A basic system doesn't need to use cryptographically secure but it does need to not have a risk of collision no matter how unlikely.
Your hash can be really anything from CRC to the most significant bits of the block. Something that avoids excessive bucketing however would be ideal (IE all bits contribute more or less equally). That might be similar to what you get with cryptographic functions, but it doesn't mean you need a cryptographic function. It doesn't really matter for just making it work.
Then when you have a match or matches, all you can do is a full content compare to confirm and use the match. You will need to be able to bucket because one key could match multiple blocks.
Once you have something that works and that is safe, then you can start to look at optimising it as much as possible while still keeping it entirely reliable. Once you've reached the point you can go no longer with that, you should then add options for performance at the cost of risk and options for greater security.

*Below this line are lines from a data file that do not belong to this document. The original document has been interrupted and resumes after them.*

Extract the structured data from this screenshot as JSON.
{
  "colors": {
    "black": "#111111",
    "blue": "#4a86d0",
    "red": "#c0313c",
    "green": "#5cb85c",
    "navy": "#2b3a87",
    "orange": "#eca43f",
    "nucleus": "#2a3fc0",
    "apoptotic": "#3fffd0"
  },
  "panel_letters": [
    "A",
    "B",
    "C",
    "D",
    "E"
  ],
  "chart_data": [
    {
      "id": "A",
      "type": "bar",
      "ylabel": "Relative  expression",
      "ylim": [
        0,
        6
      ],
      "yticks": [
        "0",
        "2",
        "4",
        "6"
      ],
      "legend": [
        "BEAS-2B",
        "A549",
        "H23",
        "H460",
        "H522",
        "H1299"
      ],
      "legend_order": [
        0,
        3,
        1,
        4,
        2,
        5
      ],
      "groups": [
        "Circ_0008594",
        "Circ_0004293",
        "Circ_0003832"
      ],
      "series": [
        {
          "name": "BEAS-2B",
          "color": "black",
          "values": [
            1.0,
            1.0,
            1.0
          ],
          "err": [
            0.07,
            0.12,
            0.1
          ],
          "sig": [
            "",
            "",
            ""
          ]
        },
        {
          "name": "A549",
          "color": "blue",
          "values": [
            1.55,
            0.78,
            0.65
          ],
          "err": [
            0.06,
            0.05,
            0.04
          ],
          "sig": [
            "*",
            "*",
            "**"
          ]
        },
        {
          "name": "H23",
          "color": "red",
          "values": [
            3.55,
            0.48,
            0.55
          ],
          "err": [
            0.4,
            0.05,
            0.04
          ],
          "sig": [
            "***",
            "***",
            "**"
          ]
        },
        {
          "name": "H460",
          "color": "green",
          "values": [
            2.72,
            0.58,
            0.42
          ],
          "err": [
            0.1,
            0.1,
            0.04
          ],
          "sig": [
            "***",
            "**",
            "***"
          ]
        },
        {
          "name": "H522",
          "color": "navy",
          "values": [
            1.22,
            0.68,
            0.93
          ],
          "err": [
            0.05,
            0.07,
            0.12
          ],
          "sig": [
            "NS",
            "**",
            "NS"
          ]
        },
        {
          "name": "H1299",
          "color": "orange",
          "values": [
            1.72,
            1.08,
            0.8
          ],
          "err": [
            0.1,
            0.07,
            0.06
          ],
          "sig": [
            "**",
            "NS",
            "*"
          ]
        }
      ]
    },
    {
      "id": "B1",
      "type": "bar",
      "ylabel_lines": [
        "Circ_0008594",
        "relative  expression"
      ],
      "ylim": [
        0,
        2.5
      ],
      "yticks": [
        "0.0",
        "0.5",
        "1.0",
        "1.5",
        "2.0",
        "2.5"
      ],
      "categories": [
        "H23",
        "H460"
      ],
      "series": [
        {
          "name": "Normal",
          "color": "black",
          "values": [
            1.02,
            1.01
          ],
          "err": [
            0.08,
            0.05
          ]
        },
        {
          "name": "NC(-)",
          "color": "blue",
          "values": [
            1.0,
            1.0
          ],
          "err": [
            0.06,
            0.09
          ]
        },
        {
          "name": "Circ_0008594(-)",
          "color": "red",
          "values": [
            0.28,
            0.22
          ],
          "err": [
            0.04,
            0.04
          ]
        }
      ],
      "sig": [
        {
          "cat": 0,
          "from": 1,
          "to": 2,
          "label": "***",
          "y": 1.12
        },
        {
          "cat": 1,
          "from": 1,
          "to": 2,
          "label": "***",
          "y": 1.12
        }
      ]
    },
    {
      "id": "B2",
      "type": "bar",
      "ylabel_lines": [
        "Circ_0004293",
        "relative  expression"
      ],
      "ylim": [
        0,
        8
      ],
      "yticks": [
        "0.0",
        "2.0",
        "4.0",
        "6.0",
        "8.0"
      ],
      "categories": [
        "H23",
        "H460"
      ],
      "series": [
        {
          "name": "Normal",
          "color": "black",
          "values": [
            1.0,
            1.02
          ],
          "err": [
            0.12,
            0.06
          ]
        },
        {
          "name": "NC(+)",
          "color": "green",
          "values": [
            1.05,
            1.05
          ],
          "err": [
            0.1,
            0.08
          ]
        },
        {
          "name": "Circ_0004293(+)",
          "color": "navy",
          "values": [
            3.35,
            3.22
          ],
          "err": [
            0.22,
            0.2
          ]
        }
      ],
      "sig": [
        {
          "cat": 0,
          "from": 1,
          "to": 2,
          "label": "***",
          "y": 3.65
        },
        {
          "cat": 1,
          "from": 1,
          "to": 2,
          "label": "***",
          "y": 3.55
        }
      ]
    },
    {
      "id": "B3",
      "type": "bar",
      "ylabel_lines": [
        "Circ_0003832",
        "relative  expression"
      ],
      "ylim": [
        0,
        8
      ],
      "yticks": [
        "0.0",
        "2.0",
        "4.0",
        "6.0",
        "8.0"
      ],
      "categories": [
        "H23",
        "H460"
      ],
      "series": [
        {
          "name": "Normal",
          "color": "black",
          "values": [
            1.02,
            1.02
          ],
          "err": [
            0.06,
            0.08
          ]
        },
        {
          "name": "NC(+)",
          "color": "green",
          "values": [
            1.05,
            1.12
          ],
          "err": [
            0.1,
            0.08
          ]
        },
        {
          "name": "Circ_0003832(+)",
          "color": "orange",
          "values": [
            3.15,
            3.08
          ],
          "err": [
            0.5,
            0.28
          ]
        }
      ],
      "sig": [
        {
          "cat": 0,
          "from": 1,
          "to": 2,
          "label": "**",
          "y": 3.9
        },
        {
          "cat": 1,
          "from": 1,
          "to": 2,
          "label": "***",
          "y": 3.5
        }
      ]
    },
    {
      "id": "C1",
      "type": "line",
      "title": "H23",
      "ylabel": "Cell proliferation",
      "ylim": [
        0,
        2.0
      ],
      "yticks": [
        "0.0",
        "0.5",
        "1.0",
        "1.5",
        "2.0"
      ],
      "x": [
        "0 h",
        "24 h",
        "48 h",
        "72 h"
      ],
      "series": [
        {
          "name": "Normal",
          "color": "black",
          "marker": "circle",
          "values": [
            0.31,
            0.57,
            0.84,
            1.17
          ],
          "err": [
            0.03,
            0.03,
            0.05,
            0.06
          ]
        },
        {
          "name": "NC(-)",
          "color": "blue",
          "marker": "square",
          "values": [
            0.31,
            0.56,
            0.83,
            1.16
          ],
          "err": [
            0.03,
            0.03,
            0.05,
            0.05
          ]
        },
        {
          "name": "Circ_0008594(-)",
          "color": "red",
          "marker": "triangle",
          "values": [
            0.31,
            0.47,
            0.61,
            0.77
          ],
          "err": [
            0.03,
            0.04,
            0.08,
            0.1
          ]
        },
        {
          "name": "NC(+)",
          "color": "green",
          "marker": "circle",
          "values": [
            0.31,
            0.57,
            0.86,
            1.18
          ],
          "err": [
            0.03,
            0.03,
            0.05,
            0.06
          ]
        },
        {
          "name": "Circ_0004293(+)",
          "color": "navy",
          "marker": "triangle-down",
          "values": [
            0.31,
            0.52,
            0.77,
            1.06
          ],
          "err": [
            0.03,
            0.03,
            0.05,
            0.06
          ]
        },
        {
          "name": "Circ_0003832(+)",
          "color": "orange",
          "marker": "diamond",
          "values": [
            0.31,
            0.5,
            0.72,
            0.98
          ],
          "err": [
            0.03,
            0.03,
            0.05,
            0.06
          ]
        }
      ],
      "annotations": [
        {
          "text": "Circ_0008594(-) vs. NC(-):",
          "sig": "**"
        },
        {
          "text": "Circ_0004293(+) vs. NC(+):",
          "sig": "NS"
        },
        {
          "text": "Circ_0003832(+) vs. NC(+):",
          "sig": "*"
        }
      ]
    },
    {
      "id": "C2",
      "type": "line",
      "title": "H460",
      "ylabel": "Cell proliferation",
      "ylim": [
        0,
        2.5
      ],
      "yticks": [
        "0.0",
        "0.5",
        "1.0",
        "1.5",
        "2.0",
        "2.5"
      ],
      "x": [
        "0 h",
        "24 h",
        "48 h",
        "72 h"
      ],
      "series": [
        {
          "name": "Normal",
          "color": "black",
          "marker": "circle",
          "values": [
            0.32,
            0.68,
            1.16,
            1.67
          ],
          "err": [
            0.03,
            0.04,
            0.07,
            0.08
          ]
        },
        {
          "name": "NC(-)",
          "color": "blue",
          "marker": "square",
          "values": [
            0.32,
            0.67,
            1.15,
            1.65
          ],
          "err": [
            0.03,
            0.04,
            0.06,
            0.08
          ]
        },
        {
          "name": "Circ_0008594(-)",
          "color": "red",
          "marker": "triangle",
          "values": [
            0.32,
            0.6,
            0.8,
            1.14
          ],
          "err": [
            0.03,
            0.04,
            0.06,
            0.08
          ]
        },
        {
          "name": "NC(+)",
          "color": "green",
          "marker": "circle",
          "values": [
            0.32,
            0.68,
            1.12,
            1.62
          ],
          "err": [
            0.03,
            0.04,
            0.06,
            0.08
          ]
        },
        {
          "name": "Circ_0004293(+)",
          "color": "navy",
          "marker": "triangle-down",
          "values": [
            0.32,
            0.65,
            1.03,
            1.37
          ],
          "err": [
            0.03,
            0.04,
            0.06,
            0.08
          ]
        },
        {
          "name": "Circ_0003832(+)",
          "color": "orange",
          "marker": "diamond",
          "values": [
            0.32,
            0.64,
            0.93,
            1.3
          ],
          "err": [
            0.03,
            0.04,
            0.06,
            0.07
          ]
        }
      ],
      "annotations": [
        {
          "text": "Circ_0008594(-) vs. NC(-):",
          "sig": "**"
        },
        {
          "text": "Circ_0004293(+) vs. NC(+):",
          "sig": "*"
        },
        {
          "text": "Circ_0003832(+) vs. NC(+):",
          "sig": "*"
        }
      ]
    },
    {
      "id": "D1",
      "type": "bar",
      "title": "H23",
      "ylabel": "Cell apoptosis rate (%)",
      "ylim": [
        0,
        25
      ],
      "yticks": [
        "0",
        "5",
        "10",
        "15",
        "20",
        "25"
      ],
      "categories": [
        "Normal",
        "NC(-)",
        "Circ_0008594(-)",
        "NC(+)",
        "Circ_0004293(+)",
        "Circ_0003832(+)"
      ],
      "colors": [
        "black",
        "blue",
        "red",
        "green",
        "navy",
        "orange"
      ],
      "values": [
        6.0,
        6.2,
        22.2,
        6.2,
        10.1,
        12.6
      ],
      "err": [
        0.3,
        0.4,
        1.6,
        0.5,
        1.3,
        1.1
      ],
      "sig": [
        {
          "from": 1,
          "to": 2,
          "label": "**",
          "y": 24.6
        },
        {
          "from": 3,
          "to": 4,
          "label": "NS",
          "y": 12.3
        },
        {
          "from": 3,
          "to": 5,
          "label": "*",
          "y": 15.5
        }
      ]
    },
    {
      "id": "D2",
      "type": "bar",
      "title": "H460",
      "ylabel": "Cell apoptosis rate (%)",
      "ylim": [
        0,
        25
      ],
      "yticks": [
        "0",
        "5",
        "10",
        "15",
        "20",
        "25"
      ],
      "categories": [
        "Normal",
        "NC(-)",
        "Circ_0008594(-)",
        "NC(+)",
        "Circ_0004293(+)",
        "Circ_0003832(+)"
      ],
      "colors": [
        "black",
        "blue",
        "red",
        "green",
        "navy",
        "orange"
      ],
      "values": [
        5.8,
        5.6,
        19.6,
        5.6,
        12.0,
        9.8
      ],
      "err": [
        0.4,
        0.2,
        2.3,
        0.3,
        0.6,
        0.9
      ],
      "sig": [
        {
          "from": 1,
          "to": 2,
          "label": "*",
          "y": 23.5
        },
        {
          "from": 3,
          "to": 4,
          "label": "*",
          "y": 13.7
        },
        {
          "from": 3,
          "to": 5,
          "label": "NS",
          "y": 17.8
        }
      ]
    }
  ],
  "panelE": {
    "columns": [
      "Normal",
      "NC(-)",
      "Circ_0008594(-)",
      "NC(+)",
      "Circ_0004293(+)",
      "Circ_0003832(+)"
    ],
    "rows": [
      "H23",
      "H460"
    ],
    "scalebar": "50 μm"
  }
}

Options might be skipping the read check, using a more secure or large hash, writing blocks but then deferring deduplication as a background task,
Partial oportunistic dedupelication is another option as well. For example, there's a very good chance when a block is written that is that same as another, well, if A[n] == B[n] the probability of A[n +- 1] == B[n +- 1] is very high. In this case, you would deduplicate where cheap and easy but let a scheduled task clean up the rest later. Another option might be hinting, that is, during a big operation to turn on dedupe in some manner. You could also prioritse the most common data. A zeroed out block is one of the obvious cases.
You can also do some direct content indexing with various tree structure (IE, each byte or word) but that does not work well at all for random data. Those kind of trees more or less represent something akin to compression trees (and also similar to deduplication). Random data does not compress well at all so that would be an attack vector or risk of relying on a less lossy key compression based system.
This isn't really a simple thing but I can say this, I would not feel comfortable using a solution vulnerable to hash collision no matter how unlikely it is, especially one that can't detect it. I might be sensitive but I would prefer a flawless system.
There may be other similar systems out there you can look at that basically do the same but outside of the realm of file systems. Hash tables have collisions and need to detect them so that might be a place to start looking at.